The classics.dll is not dependant on the MFC dlls. That would have been undesirable, not only because such
a dependancy is unwelcome in the general case, but the conditional compilation nature of CString means
that there are different dll's depending on whether you compile MFC for wide or narrow strings, and
you can't link to both of them. Not only would Classics also have to come in two flavors as well, but then it would
reference a specific version of MFC rather than being compatible with any version.
So, Classics contains a small file that essentially clones Microsoft's CString class. It knows the structure
layout and the manner in which the reference counting works and the manner in which data is maintained within
the string. The ustring::awareness object (which is the only code that knows about specific string types) for
CString then uses this code instead of code found in MFCS42u.dll (or whereever).

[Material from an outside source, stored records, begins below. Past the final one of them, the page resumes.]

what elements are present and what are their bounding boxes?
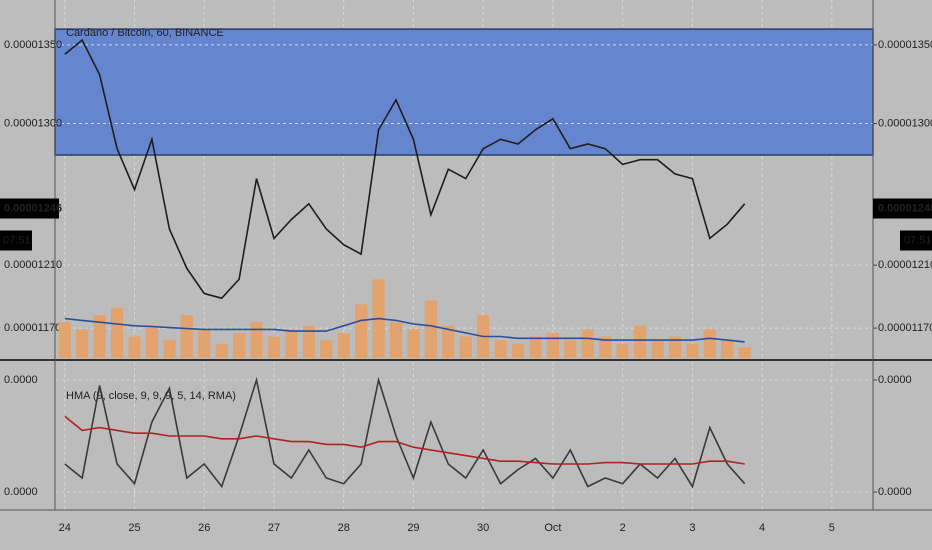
countdown-box: [900, 230, 932, 251]
volume-bar: [407, 329, 420, 358]
line: [64, 317, 745, 343]
y-tick-label: 0.0000: [878, 486, 912, 498]
volume-bar: [721, 340, 734, 358]
indicator-title: HMA (9, close, 9, 9, 9, 5, 14, RMA): [66, 390, 236, 402]
volume-bar: [494, 340, 507, 358]
volume-bar: [668, 336, 682, 358]
volume-bar: [686, 343, 699, 358]
volume-bar: [424, 300, 437, 358]
volume-bar: [564, 340, 577, 358]
volume-bar: [302, 325, 315, 358]
volume-bar: [703, 329, 716, 358]
chart-title: Cardano / Bitcoin, 60, BINANCE: [66, 27, 224, 39]
volume-bar: [76, 329, 89, 358]
y-tick-label: 0.0000: [4, 486, 38, 498]
volume-bar: [529, 336, 542, 358]
volume-bar: [180, 315, 193, 358]
x-tick-label: 24: [59, 522, 71, 534]
x-tick-label: 29: [407, 522, 419, 534]
zone: [54, 28, 874, 156]
countdown: 07:51: [904, 234, 932, 246]
volume-bar: [651, 340, 664, 358]
countdown-box: [0, 230, 32, 251]
line: [64, 415, 745, 465]
volume-bar: [581, 329, 594, 358]
y-tick-label: 0.00001350: [878, 39, 932, 51]
y-tick-label: 0.00001170: [878, 322, 932, 334]
volume-bar: [110, 307, 124, 358]
y-tick-label: 0.00001350: [4, 39, 62, 51]
y-tick-label: 0.00001210: [4, 259, 62, 271]
countdown: 07:51: [3, 234, 31, 246]
volume-bar: [285, 329, 298, 358]
volume-bar: [233, 332, 246, 358]
price-box: [0, 198, 59, 219]
volume-bar: [738, 347, 751, 358]
x-tick-label: 30: [477, 522, 489, 534]
y-tick-label: 0.00001300: [4, 117, 62, 129]
volume-bar: [459, 336, 472, 358]
volume-bar: [250, 322, 263, 358]
line: [64, 38, 746, 300]
x-tick-label: Oct: [544, 522, 561, 534]
volume-bar: [215, 343, 228, 358]
x-tick-label: 2: [620, 522, 626, 534]
last-price-label: 0.00001246: [4, 202, 62, 214]
volume-bar: [128, 336, 141, 358]
volume-bar: [633, 325, 647, 358]
volume-bar: [198, 329, 211, 358]
x-tick-label: 3: [689, 522, 695, 534]
volume-bar: [442, 325, 455, 358]
volume-bar: [355, 304, 368, 358]
volume-bar: [337, 332, 350, 358]
x-tick-label: 27: [268, 522, 280, 534]
volume-bar: [93, 315, 106, 358]
line: [64, 376, 746, 489]
volume-bar: [145, 325, 159, 358]
y-tick-label: 0.00001210: [878, 259, 932, 271]
volume-bar: [389, 322, 403, 358]
last-price-label: 0.00001246: [878, 202, 932, 214]
x-tick-label: 25: [128, 522, 140, 534]
volume-bar: [511, 343, 525, 358]
x-tick-label: 5: [829, 522, 835, 534]
y-tick-label: 0.00001300: [878, 117, 932, 129]
y-tick-label: 0.00001170: [4, 322, 61, 334]
volume-bar: [267, 336, 281, 358]
volume-bar: [58, 322, 71, 358]
x-tick-label: 4: [759, 522, 765, 534]
x-tick-label: 28: [338, 522, 350, 534]
volume-bar: [320, 340, 333, 358]
volume-bar: [546, 332, 560, 358]
y-tick-label: 0.0000: [4, 374, 38, 386]
y-tick-label: 0.0000: [878, 374, 912, 386]
volume-bar: [616, 343, 629, 358]
volume-bar: [163, 340, 176, 358]
volume-bar: [599, 336, 612, 358]
price-box: [873, 198, 932, 219]
x-tick-label: 26: [198, 522, 210, 534]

As far as the ustring.h class is concerned, it uses the MFC_CString<T> parameterized type (unlike
Microsoft's, it allows wide and narrow objects to co-exist) and doesn't care that such has objects that are identical
with ::CString's on a binary level.
Meanwhile, if AFX.H has been included (therefore, CString is defined), a couple of inline functions are
conditionally compiled-in to ustring.h. These (one for setting, one for getting) simply cast the CString object
into the internal type, or vice versa, and generate no actual code.
The result is transparent CString support on demand, with all support code located inside the classics.dll
rather than expanded into the calling program (via inline functions or templates).
The ustring class is extensible, in that you can add support for additional string types.
To do this, you supply an overloaded get_string_awareness function defined for your
type.
In order to inform the ustring component about your type (say, SillyString),
you declare an overloaded form of the get_string_awareness function. This
overloaded form will be found when the get_as or set_as template is invoked, so the library
will receive the correct awareness object.
const ustring::awareness_t* get_string_awareness (const SillyString*);
So just what is an awareness object? That's an adaptor or interface of sorts that
tells the ustring how to manipulate the thing its wrapping. You must derive from the abstract base class
ustring::awareness_t, and provide definitions for several pure virtual functions that
describe how to manipulate the string.
Implementing the concrete awareness class is simple. In general, you cast the void*st argument (the
"black box" being held by the ustring wrapper) into the actual string class, in this example a SillyString* and
then do the corresponding operation on that object. For example,
class SillyString_awareness : public ustring::awareness_t {
int length (const void* st) const
{
const SillyString* s= static_cast<const SillyString*>(st);
//first cast st to my actual type
return s->elcount();
//then perform the operation.
}
This section is not yet finished.
This section has not yet been written.